Ce n’est pas le report en lui-même qui pose problème puisque c’est une chose courante, mais plutôt les raisons avancées pour le justifier. Dans un communiqué publié sur le site officiel de la FRMF, la raison invoquée : mettre en conformité certains amendements avec la loi 30-09 : « …suite aux nombreux amendements et commentaires reçus et récoltés sur le projet de nouveaux statuts de la Fédération en vue de les mettre en conformité avec la loi 30-09 sur l’éducation physique et le sport et les statuts-types des fédérations sportives qui en découlent, édictés par le MJS.

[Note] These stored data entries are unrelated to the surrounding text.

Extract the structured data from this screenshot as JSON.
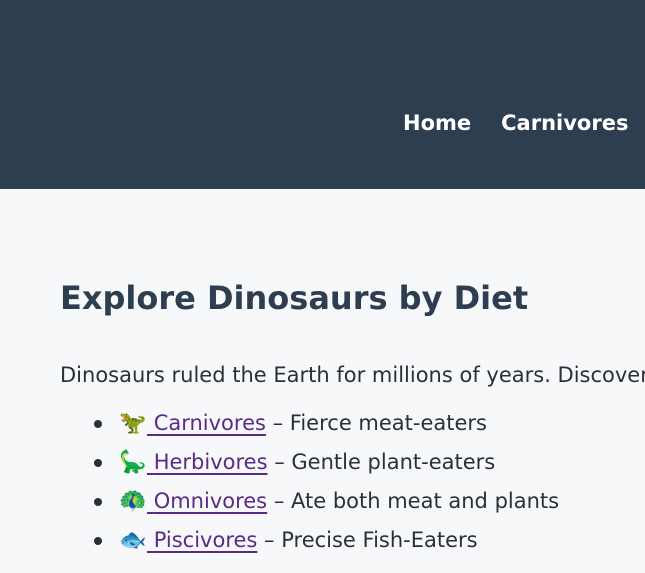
{
  "header": {
    "nav": [
      {
        "label": "Home"
      },
      {
        "label": "Carnivores"
      }
    ]
  },
  "main": {
    "title": "Explore Dinosaurs by Diet",
    "intro": "Dinosaurs ruled the Earth for millions of years. Discover",
    "diets": [
      {
        "icon_glyph": "🦖",
        "icon": "t-rex-icon",
        "label": "Carnivores",
        "description": "– Fierce meat-eaters"
      },
      {
        "icon_glyph": "🦕",
        "icon": "sauropod-icon",
        "label": "Herbivores",
        "description": "– Gentle plant-eaters"
      },
      {
        "icon_glyph": "🦚",
        "icon": "peacock-icon",
        "label": "Omnivores",
        "description": "– Ate both meat and plants"
      },
      {
        "icon_glyph": "🐟",
        "icon": "fish-icon",
        "label": "Piscivores",
        "description": "– Precise Fish-Eaters"
      }
    ]
  },
  "colors": {
    "header_bg": "#2e3e51",
    "page_bg": "#f7f8fa",
    "link": "#5b2a86",
    "title": "#2e3e51"
  }
}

Un délai supplémentaire est donc nécessaire pour obtenir la validation des projets de statuts de la FRMF par les instances publiques concernées avant la tenue de l’AGE qui doit les approuver». En clair, les amendements apportés ne cadrent pas avec la loi 30-09. Pour s’assurer si effectivement le projet de statuts types ne cadre pas avec la loi, on a procédé à une petite comparaison entre les statuts types des fédérations concocté par le ministère et les amendements apportés par la FRMF et qui selon le ministère ne cadrent pas avec la loi 30-09, relative à l’éducation physique et au sport.
Des rajouts de fond et de forme
Les amendements apportés sont soit de forme ou de fond, mais ils cadrent tous avec la loi. Ils concernent soit la composition du bureau, les compétences de la FRMF, les conditions d’admission et de renouvellement d’adhésion, obligations des membres, la représentation au sein de la FRMF...
Prenons l’amendement relatif à la composition du bureau. Les statuts types indiquent que les membres actifs sont les ligues régionales, les associations sportives et les sociétés sportives. En revanche, l’amendement apporté par la FRMF élargit cette composition aux clubs, des ligues régionales, de la ligue nationale de football professionnel, au groupement des joueurs professionnels en activité au Maroc, au groupement des anciens joueurs internationaux, au groupement d’arbitres internationaux, au groupement d’entraîneurs ainsi qu’aux personnes physiques non-représentant d’un club et qui président une commission ou un organe juridictionnel.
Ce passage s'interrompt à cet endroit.